Purpose: Although most childhood cancer survivors see a primary care provider (PCP), little is known about these encounters. We explored themes related to survivors' (1) experiences with primary care, (2) communication with their PCPs about their cancer, and (3) their knowledge and impressions about follow-up care, including their interest in a survivor care plan (SCP).

Methods: From April to July 2012, we conducted in-depth, semi-structured telephone interviews with 53 adult survivors recruited from the Utah Cancer Surveillance, Epidemiology, and End Results (SEER) Registry. Participants were randomly selected from sex, age, and rural/urban strata and were younger than 21 years at the time of diagnosis. Participants were asked if they had a PCP and whether they discussed their cancer history with their provider and their interest in a SCP. Interviews were recorded, transcribed, and content-analyzed.

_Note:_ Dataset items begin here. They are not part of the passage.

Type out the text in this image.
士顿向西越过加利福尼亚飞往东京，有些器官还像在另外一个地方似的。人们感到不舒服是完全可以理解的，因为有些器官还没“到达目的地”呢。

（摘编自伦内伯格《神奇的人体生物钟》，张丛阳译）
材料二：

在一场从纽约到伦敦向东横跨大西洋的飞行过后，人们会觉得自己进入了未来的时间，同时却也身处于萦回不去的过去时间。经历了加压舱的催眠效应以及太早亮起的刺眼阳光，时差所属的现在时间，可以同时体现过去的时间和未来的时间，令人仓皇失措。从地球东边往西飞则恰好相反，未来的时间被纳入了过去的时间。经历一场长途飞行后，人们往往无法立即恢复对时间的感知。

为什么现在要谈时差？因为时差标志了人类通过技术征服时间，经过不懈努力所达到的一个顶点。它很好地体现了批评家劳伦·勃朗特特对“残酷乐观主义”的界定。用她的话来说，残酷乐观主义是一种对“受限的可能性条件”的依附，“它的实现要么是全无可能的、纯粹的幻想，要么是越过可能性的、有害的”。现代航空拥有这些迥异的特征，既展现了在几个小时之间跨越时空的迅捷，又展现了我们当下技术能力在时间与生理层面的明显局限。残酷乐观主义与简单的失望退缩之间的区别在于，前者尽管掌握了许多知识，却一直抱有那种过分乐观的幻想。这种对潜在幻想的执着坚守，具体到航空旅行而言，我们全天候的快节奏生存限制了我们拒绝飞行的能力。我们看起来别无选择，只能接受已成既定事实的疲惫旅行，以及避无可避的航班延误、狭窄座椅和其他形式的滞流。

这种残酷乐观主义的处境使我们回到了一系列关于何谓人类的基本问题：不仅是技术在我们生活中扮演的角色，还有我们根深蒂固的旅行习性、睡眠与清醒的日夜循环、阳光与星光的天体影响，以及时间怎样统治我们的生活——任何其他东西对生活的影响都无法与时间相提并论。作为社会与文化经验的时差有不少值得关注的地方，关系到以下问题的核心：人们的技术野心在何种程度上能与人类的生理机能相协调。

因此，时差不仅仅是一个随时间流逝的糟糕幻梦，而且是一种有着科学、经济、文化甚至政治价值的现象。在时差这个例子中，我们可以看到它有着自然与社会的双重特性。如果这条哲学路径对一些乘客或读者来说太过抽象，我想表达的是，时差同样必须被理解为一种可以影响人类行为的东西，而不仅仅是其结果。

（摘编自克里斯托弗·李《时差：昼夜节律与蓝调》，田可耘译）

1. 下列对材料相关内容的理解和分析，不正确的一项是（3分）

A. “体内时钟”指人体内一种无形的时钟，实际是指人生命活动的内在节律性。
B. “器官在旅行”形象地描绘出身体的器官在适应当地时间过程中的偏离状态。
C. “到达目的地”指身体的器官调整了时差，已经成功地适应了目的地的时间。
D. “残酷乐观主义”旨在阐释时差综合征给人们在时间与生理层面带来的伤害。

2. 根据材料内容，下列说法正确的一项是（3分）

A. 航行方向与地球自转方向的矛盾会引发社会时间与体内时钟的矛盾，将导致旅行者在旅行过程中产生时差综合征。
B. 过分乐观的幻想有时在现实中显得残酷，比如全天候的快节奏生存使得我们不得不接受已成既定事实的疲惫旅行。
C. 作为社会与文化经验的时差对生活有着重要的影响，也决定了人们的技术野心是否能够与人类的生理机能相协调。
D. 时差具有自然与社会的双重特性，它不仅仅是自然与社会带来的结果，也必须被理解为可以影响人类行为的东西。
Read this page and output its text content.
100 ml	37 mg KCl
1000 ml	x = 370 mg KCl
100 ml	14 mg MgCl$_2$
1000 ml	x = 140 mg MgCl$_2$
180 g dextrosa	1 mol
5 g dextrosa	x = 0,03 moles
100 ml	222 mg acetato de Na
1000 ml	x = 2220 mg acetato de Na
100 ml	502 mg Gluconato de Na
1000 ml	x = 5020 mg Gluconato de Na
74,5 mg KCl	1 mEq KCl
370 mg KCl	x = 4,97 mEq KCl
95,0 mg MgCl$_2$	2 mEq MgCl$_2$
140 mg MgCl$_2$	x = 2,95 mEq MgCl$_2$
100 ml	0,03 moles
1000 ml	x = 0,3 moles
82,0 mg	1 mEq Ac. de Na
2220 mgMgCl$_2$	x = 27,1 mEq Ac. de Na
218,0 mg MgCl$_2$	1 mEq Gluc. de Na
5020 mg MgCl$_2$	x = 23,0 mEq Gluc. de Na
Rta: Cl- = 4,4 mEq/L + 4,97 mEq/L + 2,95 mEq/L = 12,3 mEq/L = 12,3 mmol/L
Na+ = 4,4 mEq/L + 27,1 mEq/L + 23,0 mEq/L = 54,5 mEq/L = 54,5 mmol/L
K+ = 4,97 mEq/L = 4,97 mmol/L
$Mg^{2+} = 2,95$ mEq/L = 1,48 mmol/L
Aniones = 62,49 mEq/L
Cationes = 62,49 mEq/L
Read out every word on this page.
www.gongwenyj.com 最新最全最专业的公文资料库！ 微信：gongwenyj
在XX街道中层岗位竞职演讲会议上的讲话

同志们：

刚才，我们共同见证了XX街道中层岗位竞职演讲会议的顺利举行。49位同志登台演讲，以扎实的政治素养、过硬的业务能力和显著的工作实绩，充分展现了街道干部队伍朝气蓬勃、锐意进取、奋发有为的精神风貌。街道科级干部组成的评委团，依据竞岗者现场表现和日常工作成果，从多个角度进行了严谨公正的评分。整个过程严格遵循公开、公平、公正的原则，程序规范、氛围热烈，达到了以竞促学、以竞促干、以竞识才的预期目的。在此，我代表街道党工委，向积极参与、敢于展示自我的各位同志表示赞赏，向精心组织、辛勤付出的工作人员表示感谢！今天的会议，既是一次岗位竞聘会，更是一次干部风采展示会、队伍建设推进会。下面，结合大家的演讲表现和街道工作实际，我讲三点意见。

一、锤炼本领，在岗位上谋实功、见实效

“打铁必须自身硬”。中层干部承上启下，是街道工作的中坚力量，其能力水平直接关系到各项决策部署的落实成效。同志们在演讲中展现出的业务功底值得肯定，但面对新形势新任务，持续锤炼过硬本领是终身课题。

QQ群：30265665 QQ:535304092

Results: The average age at interview was 39.1 years (SD = 11.2). Most survivors had a current PCP (83.0 %). Almost half were not worried about their health despite having had cancer. Detailed discussions about cancer history with PCPs were generally rare. Few survivors had a follow-up care plan, but over half thought a SCP could empower their medical decision making. However, one-third of the survivors were skeptical about the usefulness of a SCP and some were worried about health-care costs.

Conclusions: Childhood cancer survivors need better care coordination. Of concern is that many do not discuss their cancer history with their current PCPs and most have no SCP.